Em 1918, no dia em que foi anunciado o fim da Primeira Grande Guerra, nasce em New Orleans uma criança que parece ter 80 anos. Assustado com o próprio filho, o pai foge com a criança e abandona-o às escadas de um lar de idosos gerido por uma mulher de origem Afro-Americana. Pensando que a criança sofre de uma doença terminal, a mulher acolhe-a e nomeia-o Benjamin. Mas com o passar dos anos, Benjamin fortalece e rejuvenesce ao invés de envelhecer. A partir de aí, Benjamin vai ter de enfrentar a vida nadando contra a maré e descobrindo o amor e o mundo…

Após um “Zodiac” meio conseguido, este “Curious Case of Benjamin Button” é bem capaz de agradar à uma audiência mais alargada, tanto pela história tratada de forma clássica – quase um contra-senso devido à característica peculiar do personagem principal – como pela bela dupla de actores principais.

Se há algo a destacar desde o início são as boas interpretações de Blanchett e Pitt e a química entre os dois. O duo, que já se tinha cruzado em “Babel” e quase formou par romântico em “The Fountain”, é um dos pilares fortes do filme, conseguindo manter-nos atentos e interessados durante a evolução da vida das personagens.

Para sustentar as interpretações, o argumento assinado por Eric Roth – que também escreveu “Ali” e “Munich” – é uma bela peça de escrita mas que ocasionalmente perde o equilíbrio, afectando o ritmo do filme. É preciso ter em conta que são perto de três horas em que a vida de Button nos é contada e alguns aspectos que certamente encontrariam lugar num livro aqui estão a mais. Mas isso é apenas um pequeno pormenor que em nada tira a agradável sensação que temos ao ver o filme – quando gostamos, as coisas más têm sempre menos impacto. Aliás, o argumento, baseado numa conto de F. Scott Fitzgerald, mistura vários temas de forma hábil sem nunca nos atirar à cara qualquer tipo de mensagem forçada – a dualidade vida/morte, as relações entre raças, etc.

Atrás da câmara, David Fincher distancia-se um pouco do estilo que tem feito a sua imagem de marca.

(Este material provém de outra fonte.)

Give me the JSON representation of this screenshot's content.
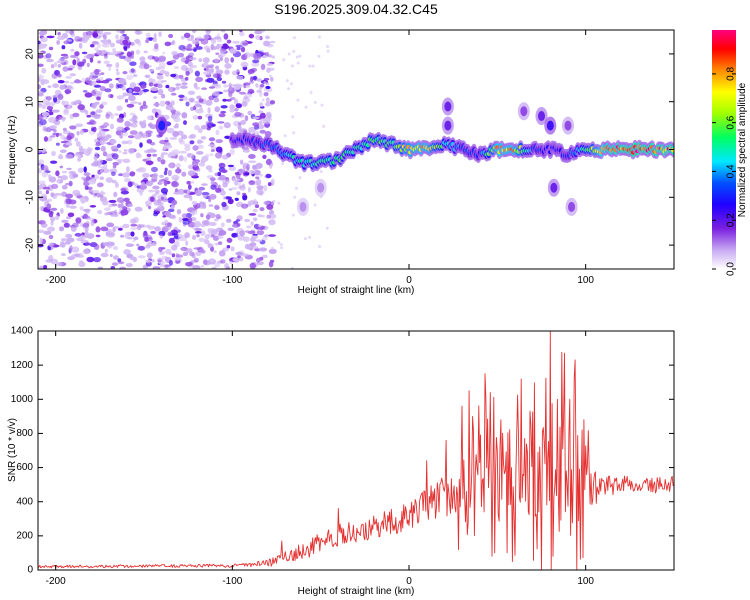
{
  "chart_data": [
    {
      "type": "heatmap",
      "title": "S196.2025.309.04.32.C45",
      "xlabel": "Height of straight line (km)",
      "ylabel": "Frequency (Hz)",
      "xlim": [
        -210,
        150
      ],
      "ylim": [
        -25,
        25
      ],
      "x_ticks": [
        -200,
        -100,
        0,
        100
      ],
      "y_ticks": [
        -20,
        -10,
        0,
        10,
        20
      ],
      "colorbar": {
        "label": "Normalized spectral amplitude",
        "range": [
          0,
          0.98
        ],
        "ticks": [
          0.0,
          0.2,
          0.4,
          0.6,
          0.8
        ],
        "tick_labels": [
          "0.0",
          "0.2",
          "0.4",
          "0.6",
          "0.8"
        ],
        "colors": [
          "#ffffff",
          "#c7a8f2",
          "#8a3be6",
          "#4a00d8",
          "#0000ff",
          "#00e0ff",
          "#00ff40",
          "#ffff00",
          "#ff8c00",
          "#ff0000",
          "#ff0080"
        ]
      },
      "ridge": {
        "x": [
          -100,
          -90,
          -80,
          -70,
          -60,
          -50,
          -40,
          -30,
          -20,
          -10,
          0,
          10,
          20,
          30,
          40,
          50,
          60,
          70,
          80,
          90,
          100,
          110,
          120,
          130,
          140,
          150
        ],
        "freq": [
          2,
          2,
          1,
          -1,
          -3,
          -3,
          -2,
          0,
          2,
          1,
          0,
          0,
          1,
          0,
          -1,
          0,
          0,
          0,
          0,
          -1,
          0,
          0,
          0,
          0,
          0,
          0
        ],
        "amplitude": [
          0.25,
          0.3,
          0.35,
          0.45,
          0.5,
          0.55,
          0.55,
          0.5,
          0.6,
          0.55,
          0.75,
          0.8,
          0.5,
          0.35,
          0.3,
          0.8,
          0.8,
          0.35,
          0.25,
          0.3,
          0.55,
          0.85,
          0.9,
          0.92,
          0.9,
          0.88
        ]
      },
      "noise_region_x": [
        -210,
        -85
      ],
      "blobs": [
        {
          "x": -140,
          "y": 5,
          "a": 0.3
        },
        {
          "x": 22,
          "y": 9,
          "a": 0.2
        },
        {
          "x": 22,
          "y": 5,
          "a": 0.2
        },
        {
          "x": 65,
          "y": 8,
          "a": 0.15
        },
        {
          "x": 75,
          "y": 7,
          "a": 0.2
        },
        {
          "x": 80,
          "y": 5,
          "a": 0.25
        },
        {
          "x": 82,
          "y": -8,
          "a": 0.2
        },
        {
          "x": 90,
          "y": 5,
          "a": 0.15
        },
        {
          "x": 92,
          "y": -12,
          "a": 0.15
        },
        {
          "x": -60,
          "y": -12,
          "a": 0.1
        },
        {
          "x": -50,
          "y": -8,
          "a": 0.1
        }
      ]
    },
    {
      "type": "line",
      "xlabel": "Height of straight line (km)",
      "ylabel": "SNR (10 * v/v)",
      "xlim": [
        -210,
        150
      ],
      "ylim": [
        0,
        1400
      ],
      "x_ticks": [
        -200,
        -100,
        0,
        100
      ],
      "y_ticks": [
        0,
        200,
        400,
        600,
        800,
        1000,
        1200,
        1400
      ],
      "line_color": "#e53030",
      "baseline": {
        "x": [
          -210,
          -100,
          -90,
          -80,
          -70,
          -60,
          -50,
          -40,
          -30,
          -20,
          -10,
          0,
          10,
          20,
          30,
          40,
          50,
          60,
          70,
          80,
          90,
          100,
          110,
          120,
          130,
          140,
          150
        ],
        "y": [
          20,
          25,
          30,
          40,
          70,
          110,
          160,
          200,
          230,
          250,
          280,
          320,
          380,
          430,
          480,
          520,
          560,
          560,
          530,
          500,
          480,
          460,
          490,
          500,
          500,
          500,
          500
        ],
        "noise": [
          8,
          10,
          12,
          20,
          40,
          50,
          60,
          70,
          70,
          70,
          80,
          80,
          100,
          130,
          200,
          260,
          280,
          280,
          320,
          380,
          350,
          200,
          60,
          50,
          50,
          50,
          50
        ]
      },
      "spikes": [
        {
          "x": -72,
          "y": 170
        },
        {
          "x": -40,
          "y": 360
        },
        {
          "x": 10,
          "y": 640
        },
        {
          "x": 21,
          "y": 760
        },
        {
          "x": 30,
          "y": 960
        },
        {
          "x": 34,
          "y": 1050
        },
        {
          "x": 36,
          "y": 900
        },
        {
          "x": 43,
          "y": 1150
        },
        {
          "x": 46,
          "y": 1040
        },
        {
          "x": 52,
          "y": 880
        },
        {
          "x": 80,
          "y": 1400
        },
        {
          "x": 84,
          "y": 1000
        },
        {
          "x": 88,
          "y": 1270
        },
        {
          "x": 91,
          "y": 1000
        },
        {
          "x": 94,
          "y": 1230
        },
        {
          "x": 98,
          "y": 820
        }
      ]
    }
  ]
}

Filmado em alta-definição, o filme beneficia, no entanto, do olho estético de Fincher para nos brindar com planos de enorme beleza. Como sempre, o cuidado com a imagem é visível desde a fotografia até à direcção artística, passando pelos efeitos especiais. A única cena de acção num filme todo ele muito contido é dinâmica mas filmada sem exageros e em nada estraga o equilíbrio visual da obra.

Para a partição musical, Fincher foi buscar um dos novos meninos bonitos de Hollywood. Alexandre Desplat (“The Painted Veil, “The Queen”) ocupou-se de dar música à obra e, apesar de uma certa repetição é bastante agradável e eficaz, lembrando por vezes algumas composições de Danny Elfman para Tim Burton.

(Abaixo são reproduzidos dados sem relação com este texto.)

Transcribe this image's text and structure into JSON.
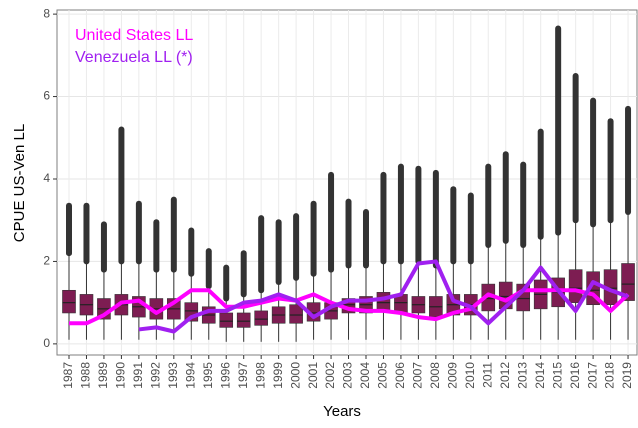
{
  "chart_data": {
    "type": "boxplot",
    "xlabel": "Years",
    "ylabel": "CPUE US-Ven LL",
    "categories": [
      "1987",
      "1988",
      "1989",
      "1990",
      "1991",
      "1992",
      "1993",
      "1994",
      "1995",
      "1996",
      "1997",
      "1998",
      "1999",
      "2000",
      "2001",
      "2002",
      "2003",
      "2004",
      "2005",
      "2006",
      "2007",
      "2008",
      "2009",
      "2010",
      "2011",
      "2012",
      "2013",
      "2014",
      "2015",
      "2016",
      "2017",
      "2018",
      "2019"
    ],
    "box_color": "#7d1d52",
    "outlier_color": "#333333",
    "lower": [
      0.1,
      0.1,
      0.1,
      0.1,
      0.1,
      0.1,
      0.1,
      0.1,
      0.1,
      0.05,
      0.05,
      0.05,
      0.05,
      0.05,
      0.1,
      0.1,
      0.1,
      0.1,
      0.1,
      0.1,
      0.1,
      0.1,
      0.1,
      0.1,
      0.1,
      0.1,
      0.1,
      0.1,
      0.1,
      0.1,
      0.1,
      0.1,
      0.1
    ],
    "q1": [
      0.75,
      0.7,
      0.6,
      0.7,
      0.65,
      0.6,
      0.6,
      0.55,
      0.5,
      0.4,
      0.4,
      0.45,
      0.5,
      0.5,
      0.55,
      0.6,
      0.75,
      0.75,
      0.8,
      0.75,
      0.75,
      0.65,
      0.7,
      0.7,
      0.8,
      0.85,
      0.8,
      0.85,
      0.9,
      1.0,
      0.95,
      0.95,
      1.05
    ],
    "median": [
      1.0,
      0.95,
      0.85,
      0.95,
      0.9,
      0.85,
      0.85,
      0.8,
      0.7,
      0.55,
      0.55,
      0.6,
      0.7,
      0.7,
      0.75,
      0.8,
      0.95,
      0.95,
      1.0,
      1.0,
      0.95,
      0.9,
      0.95,
      0.95,
      1.1,
      1.15,
      1.1,
      1.2,
      1.25,
      1.35,
      1.3,
      1.35,
      1.45
    ],
    "q3": [
      1.3,
      1.2,
      1.1,
      1.2,
      1.15,
      1.1,
      1.1,
      1.0,
      0.9,
      0.75,
      0.75,
      0.8,
      0.9,
      0.95,
      1.0,
      1.0,
      1.1,
      1.15,
      1.25,
      1.2,
      1.15,
      1.15,
      1.2,
      1.2,
      1.45,
      1.5,
      1.45,
      1.55,
      1.6,
      1.8,
      1.75,
      1.8,
      1.95
    ],
    "upper": [
      2.2,
      2.0,
      1.8,
      2.0,
      2.0,
      1.8,
      1.8,
      1.7,
      1.4,
      1.1,
      1.2,
      1.3,
      1.5,
      1.6,
      1.7,
      1.8,
      1.9,
      1.9,
      2.0,
      2.0,
      2.0,
      1.9,
      2.0,
      2.0,
      2.4,
      2.5,
      2.4,
      2.6,
      2.7,
      3.0,
      2.9,
      3.0,
      3.2
    ],
    "max": [
      3.35,
      3.35,
      2.9,
      5.2,
      3.4,
      2.95,
      3.5,
      2.75,
      2.25,
      1.85,
      2.2,
      3.05,
      2.95,
      3.1,
      3.4,
      4.1,
      3.45,
      3.2,
      4.1,
      4.3,
      4.25,
      4.15,
      3.75,
      3.6,
      4.3,
      4.6,
      4.35,
      5.15,
      7.65,
      6.5,
      5.9,
      5.4,
      5.7
    ],
    "series": [
      {
        "name": "United States LL",
        "color": "#ff00ff",
        "values": [
          0.5,
          0.5,
          0.7,
          1.0,
          1.05,
          0.75,
          1.0,
          1.3,
          1.3,
          0.9,
          0.9,
          1.0,
          1.1,
          1.05,
          1.2,
          1.0,
          0.85,
          0.8,
          0.8,
          0.75,
          0.65,
          0.6,
          0.75,
          0.85,
          1.2,
          1.05,
          1.3,
          1.3,
          1.3,
          1.3,
          1.2,
          0.8,
          1.2
        ]
      },
      {
        "name": "Venezuela LL (*)",
        "color": "#a020f0",
        "values": [
          null,
          null,
          null,
          null,
          0.35,
          0.4,
          0.3,
          0.65,
          0.8,
          0.8,
          1.0,
          1.05,
          1.2,
          1.05,
          0.65,
          0.9,
          1.05,
          1.05,
          1.1,
          1.2,
          1.95,
          2.0,
          1.05,
          0.9,
          0.5,
          0.9,
          1.3,
          1.85,
          1.3,
          0.8,
          1.5,
          1.3,
          1.15
        ]
      }
    ],
    "ylim": [
      -0.27,
      8.1
    ],
    "yticks": [
      0,
      2,
      4,
      6,
      8
    ],
    "grid": true
  }
}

Em conclusão, “The Curious Case of Benjamin Button”, é um belo filme. Uma história atípica servida por interpretações de qualidade, o filme transporta o espectador para uma viagem sempre digna de interesse.

Fincher põe de lado os seus tiques para melhor servir uma história de descoberta e amor repleta de momentos memoráveis. Sem dúvida alguma, um filme que é essencial ir ver ao cinema.